The force knocked him to the ground and drove him forward, downwards for 460 feet towards the valley until he came to a halt in a glacial river. He was unconscious, but the buoyancy of his rucksack kept his head out of the water and prevented him from drowning. It took some time for the others to reach him and drag his smashed, drenched and hypothermic body out of the freezing water. A helicopter soon arrived and flew Pete to hospital in Innsbruck. Forty-five minutes after the accident, he was on the operating table having shards of skull removed from his brain.


In a coma, his survival was in doubt. Yet, against many odds,


after ten weeks without consciousness he awoke. Initially unable to move or speak, he soon began fighting to regain control of his body. After 19 months in a hospital bed he was discharged. He moved back to Stockport and worked hard to regain independence. Today, five years since the accident, and despite severe restrictions still on his movements and speech, he lives independently and is fighting every day to get stronger.


There’s one photo of me in the coma. My dad took it, and my mum is leaning over me. He told me he took it as he thought that would be the last photograph he had of his son still alive.

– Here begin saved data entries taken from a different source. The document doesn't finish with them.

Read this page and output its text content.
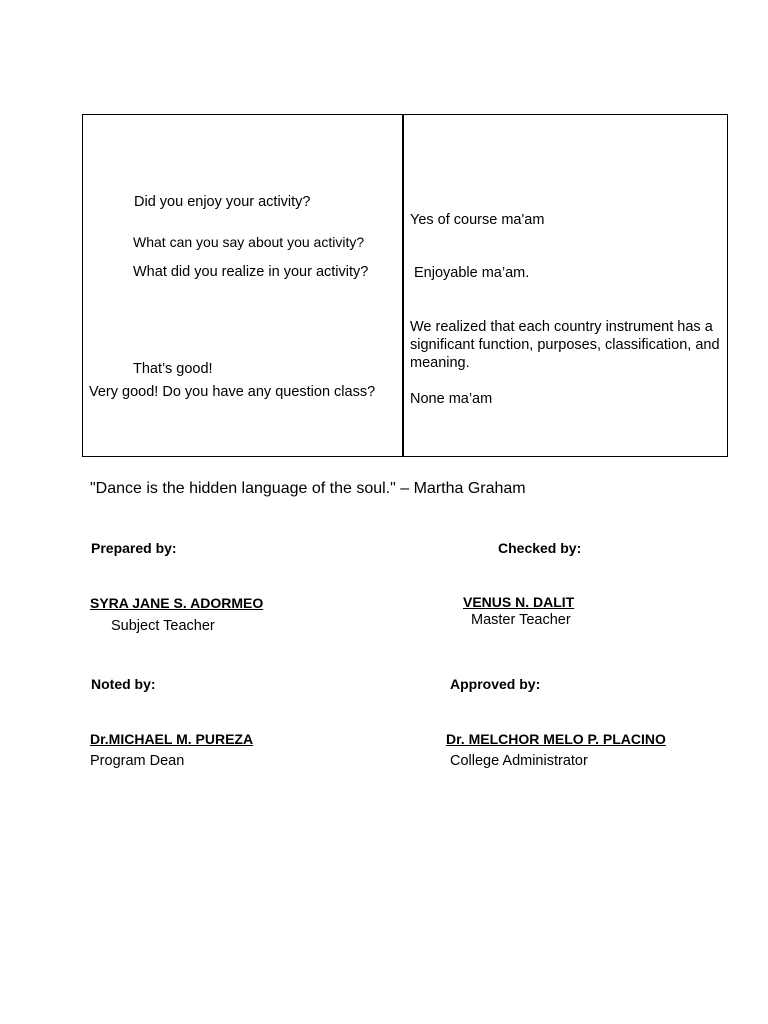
Did you enjoy your activity?
What can you say about you activity?
What did you realize in your activity?
That’s good!
Very good! Do you have any question class?
Yes of course ma'am
Enjoyable ma’am.
We realized that each country instrument has a significant function, purposes, classification, and meaning.
None ma’am
"Dance is the hidden language of the soul." – Martha Graham
Prepared by:	Checked by:
SYRA JANE S. ADORMEO
Subject Teacher
VENUS N. DALIT
Master Teacher
Noted by:	Approved by:
Dr.MICHAEL M. PUREZA
Program Dean
Dr. MELCHOR MELO P. PLACINO
College Administrator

The clarity of my mind was an amazing thing. To the onlooker I was still deep in a coma, but I vividly remember hearing my dad's voice at one point and thinking, 'Yeah, a bit pre-occupied at the moment, just need another month and I'm all yours.' The first audible noise I made was when my mum pleaded, ‘Come on, Pete! Just say something.’ After four months in a coma, I managed, ‘Mum.’ I gained consciousness. I can vividly recall staring at the ceiling thinking, 'Ok. I can't move and I can't talk; far from ideal but I'm alive.' My body was still ingesting the drugs that put me in a coma, and the nightmares it gave me can only be described as brutal and terrifying. It was just like the scene in Trainspotting,


when Renton goes cold turkey.


The crazy thing is that the avalanche actually saved my life. In hospital, things took an interesting turn one day when I shat myself in bed at the same time as the doctor came into the room. Embarrassed and not knowing what to do, I froze. When the doctor saw the strange position I was in, he thought it was the result of damage to my neck arteries from the fall and sent me off for a scan. He came back and told me I had lymphatic cancer. Think about this. If I hadn’t had the fall, I’d never have been in hospital. If I hadn’t shit myself they’d never have checked my neck out. I know me. As the cancer developed, I’d have passed it off as man flu and would never have gone to the doctor about it. By now, I’d be dead. As it stands I’m in now remission and have a year before I’m in the clear.


I remember my internal dialog returning. Hearing this voice in my head. I must have been totally devoid of thought for nine months.


I don’t think there’s any better preparation for what I went through than being a climber. That experience, dreading for your life, moments of great fear and enormous effort, keeping going, then the moments of sheer joy that follows it all. That’s what got me through.


The human brain is plastic, it can re-wire itself. In the early days, they thought I’d die. If I didn’t, I’d only be able to blink to communicate and would need callipers to stop my limbs distorting.


I had to make my body move again. As I lay in bed, I found that if I stretched my legs, I could touch the bottom of the bed with my feet. If I really tried, I could actually push the bottom of the bed. I pressed the bottom of the bed for days in tiny movements, like Uma Thurman in Kill Bill. Eventually, I managed to push and move the bottom of the bed. So started the painstakingly long process of learning to walk again. I was a teenager in the 90s and love Techno and Drum and Bass. The simplest and most fun thing I found was to turn my stereo up and, with LTJ Bukem ringing in my ears, try to dance. My balance returned and armed with a stick I was able to walk. This was fantastic. I was lucky enough to walk, proudly, into Christie's Hospital for chemotherapy and radiotherapy.


For those who require similar treatment, my heart goes out to you. Be strong. I can only tell you the truth; Radiotherapy was pure, living hell.